Margolis also says that some scientists fear that people will take AIDS less seriously if researchers push the idea that curing AIDS is possible.

“Quite frankly, people already do that,” Margolis says. “In a lot of people’s minds, AIDS is already a problem that’s taken care of by medicine, or that happens in other countries to other people.”

But that mind-set doesn’t jibe with reality. For instance, medication doesn’t work for everyone, and about half of patients who’ve been on long-term medication have serious side effects such as nausea, dizziness, nerve pain, bone thinning, severe tissue loss, liver damage, and diabetes. Because of this, volunteers lined up quickly when Margolis wanted to study the effects of stopping medication. His findings show that HIV persisted and then replicated. Some patients had to go back on medication within two years because their immune systems could not control HIV.

Reducing replication

Click to read photo caption. Photo by Jason Smith, ©2007 Endeavors magazine.

Margolis is the first to admit that patients desperately need less toxic therapy. K.H. Lee’s Natural Products Research Laboratories here at Carolina may have found one — in the bark of a birch tree.

Lee’s team screens thousands of natural compounds to see if any hold curative ingredients. In the case of HIV, that means finding herbs that naturally disrupt virus replication. Lee found that the Taiwanese herb Syzigium claviflorum contains betulinic acid, which slightly hinders HIV replication. Knowing that betulinic acid is plentiful in North American birch trees, Lee’s lab began a series of experiments to modify the betulinic acid’s chemical structure, in effect amplifying its natural tendency to suppress virus replication.

It worked. The medication blocks HIV’s ability to form its outer protein layer — the last stage of replication. This type of maturation disruption is a completely novel thing in HIV therapy. Currently, all HIV drugs except one stifle viral enzymes needed to complete DNA replication and make functional viral proteins. The other drug blocks HIV from fusing with the host target cell altogether. Because HIV mutates and builds resistance to these therapeutic approaches, Lee’s drug — bevirimat — could add another layer of defense while helping patients avoid severe side effects. It’s passed several trials and could be on the market in two or three years.

Lee says that better treatments are like vital pieces to a puzzle that’s far from complete. And there’s a chance it may never be fully solved.

Everyone would like one solution to AIDS, but Margolis says that’s not going to happen.

“There’s not one answer to cancer or heart disease or poverty,” he says. “So we need treatment, we need a vaccine, we need a cure, and we need prevention.”

And even if we eventually stop the epidemic, HIV won’t go away.

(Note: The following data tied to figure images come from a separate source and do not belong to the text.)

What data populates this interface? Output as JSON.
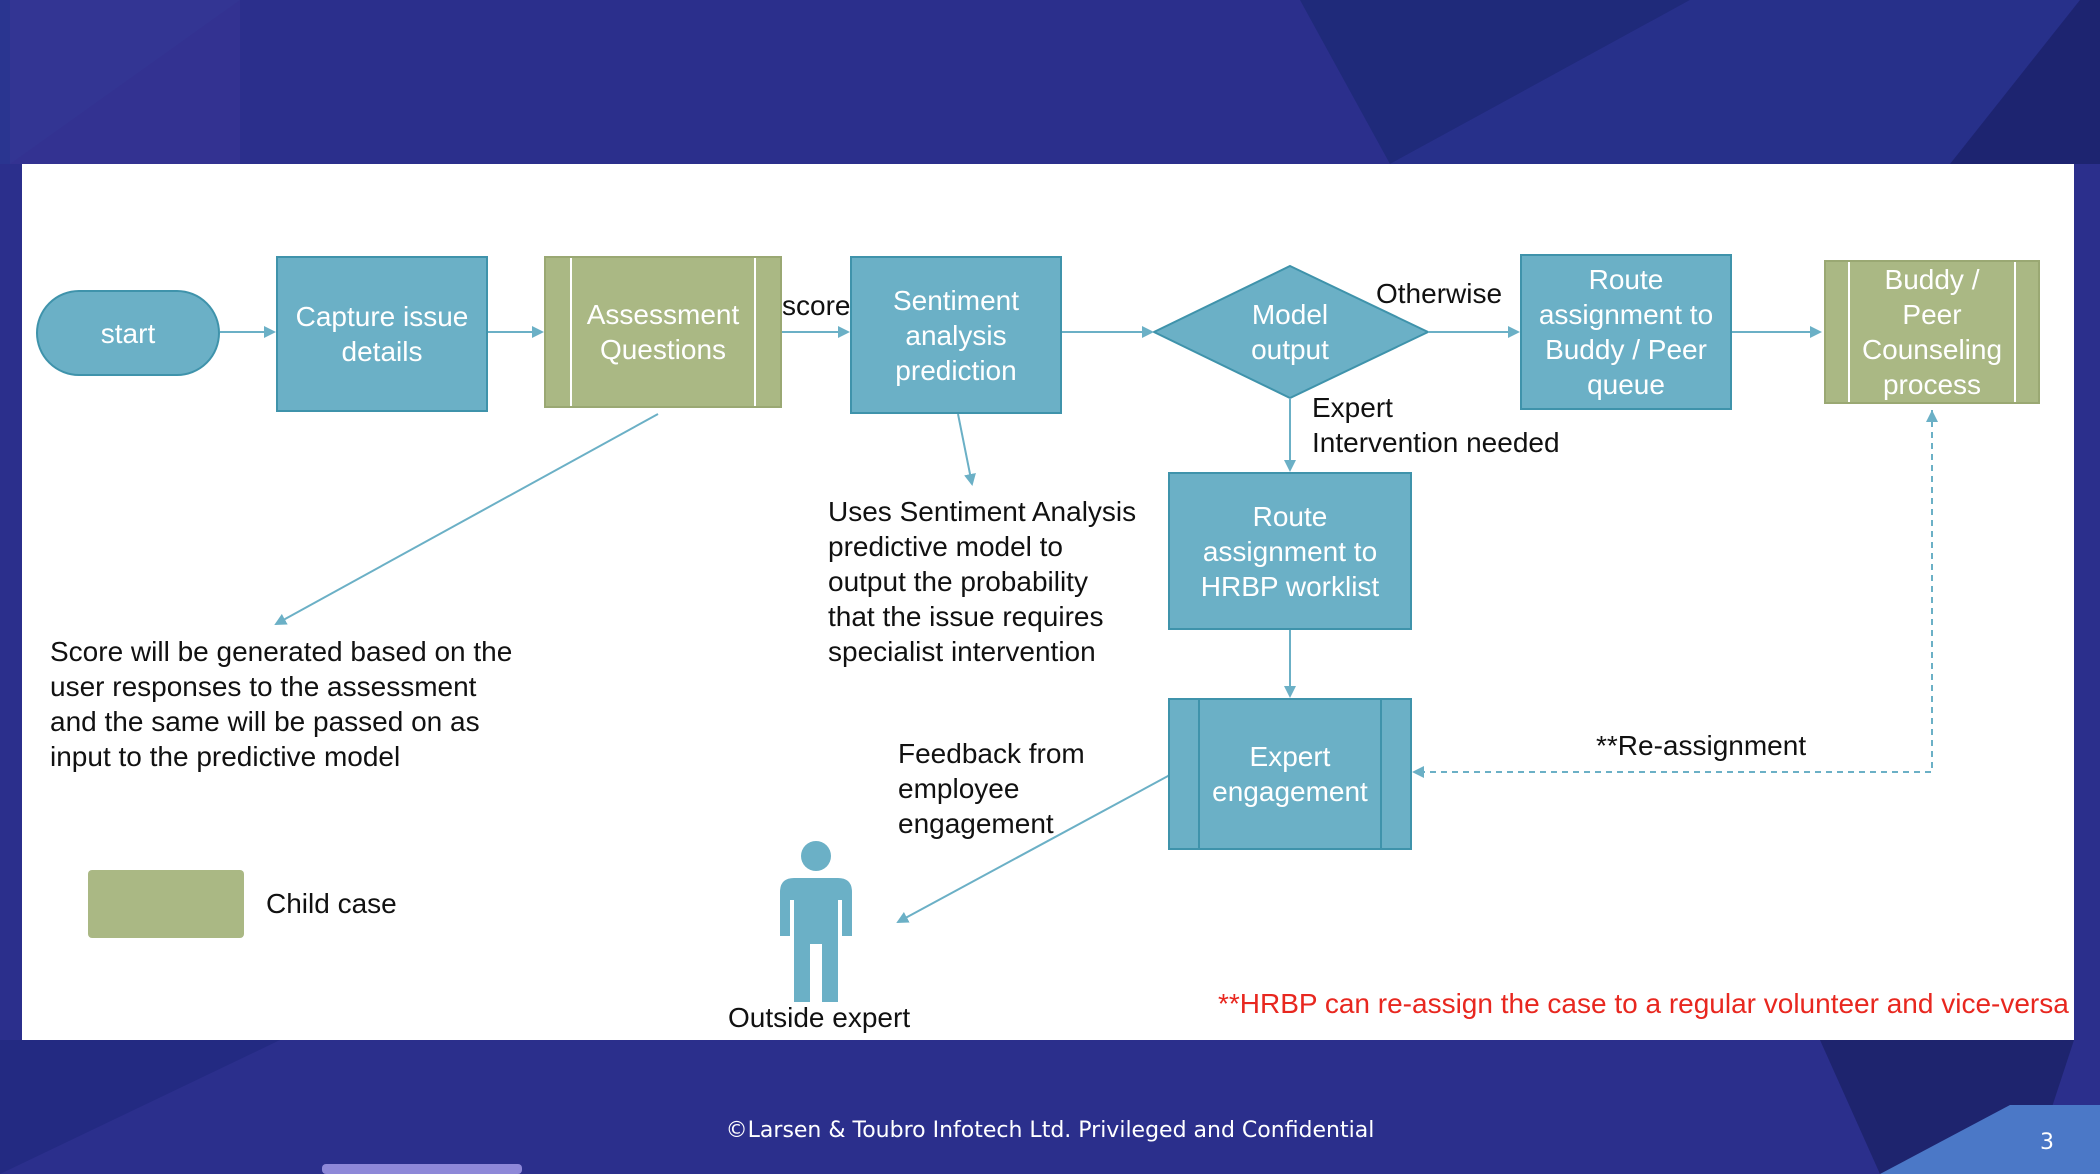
{
  "nodes": {
    "start": "start",
    "capture": "Capture issue details",
    "assessment": "Assessment Questions",
    "sentiment": "Sentiment analysis prediction",
    "model_output": "Model output",
    "route_buddy": "Route assignment to Buddy / Peer queue",
    "buddy_process": "Buddy / Peer Counseling process",
    "route_hrbp": "Route assignment to HRBP worklist",
    "expert_engagement": "Expert engagement"
  },
  "labels": {
    "score": "score",
    "otherwise": "Otherwise",
    "expert_needed_1": "Expert",
    "expert_needed_2": "Intervention needed",
    "sentiment_note": [
      "Uses Sentiment Analysis",
      "predictive model to",
      "output the probability",
      "that the issue requires",
      "specialist intervention"
    ],
    "score_note": [
      "Score will be generated based on the",
      "user responses to the assessment",
      "and the same will be passed on as",
      "input to the predictive model"
    ],
    "feedback_note": [
      "Feedback from",
      "employee",
      "engagement"
    ],
    "reassignment": "**Re-assignment",
    "outside_expert": "Outside expert",
    "hrbp_note": "**HRBP can re-assign the case to a regular volunteer and vice-versa"
  },
  "legend": {
    "child_case": "Child case"
  },
  "footer": {
    "copyright": "©Larsen & Toubro Infotech Ltd. Privileged and Confidential",
    "page_number": "3"
  },
  "colors": {
    "teal": "#6bb0c6",
    "green": "#aab884",
    "arrow": "#6bb0c6",
    "note_red": "#e8271f",
    "background": "#2b2f8c"
  },
  "icons": {
    "person": "person-icon"
  }
}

“All you need to cure syphilis is one dose of penicillin,” Margolis says. “And do we still have cases of syphilis? Yes we do.”

Bob Johnston is a professor of microbiology in the School of Medicine, director of the Carolina Vaccine Institute, and founder of Global Vaccines, a nonprofit company that aims to develop inexpensive vaccines for developing countries. Myron Cohen is J. Herbert Bate Distinguished Professor of Medicine, and director of the Center for Infectious Diseases. Ron Swanstrom is a professor of biochemistry and biophysics, and director of the Center for AIDS Research. David Margolis is a professor of medicine. K.H. Lee is Kenan Professor of medicinal chemistry in the School of Pharmacy and director of the Natural Products Research Laboratories. Other UNC researchers who are part of CHAVI are Jeffrey Anderson, Michael Case, Shannon Galvin, Irving Hoffman, Melissa Kerkau, Ryan Kerr, Robert Krysiak, JoAnn Kuruc, Peter Leone, Sandi McCoy, Milloni Patel, Kristine Patterson, Chris Pilcher, Li-Hua Ping, Nobutoki Takamune, and Yuyang Tang.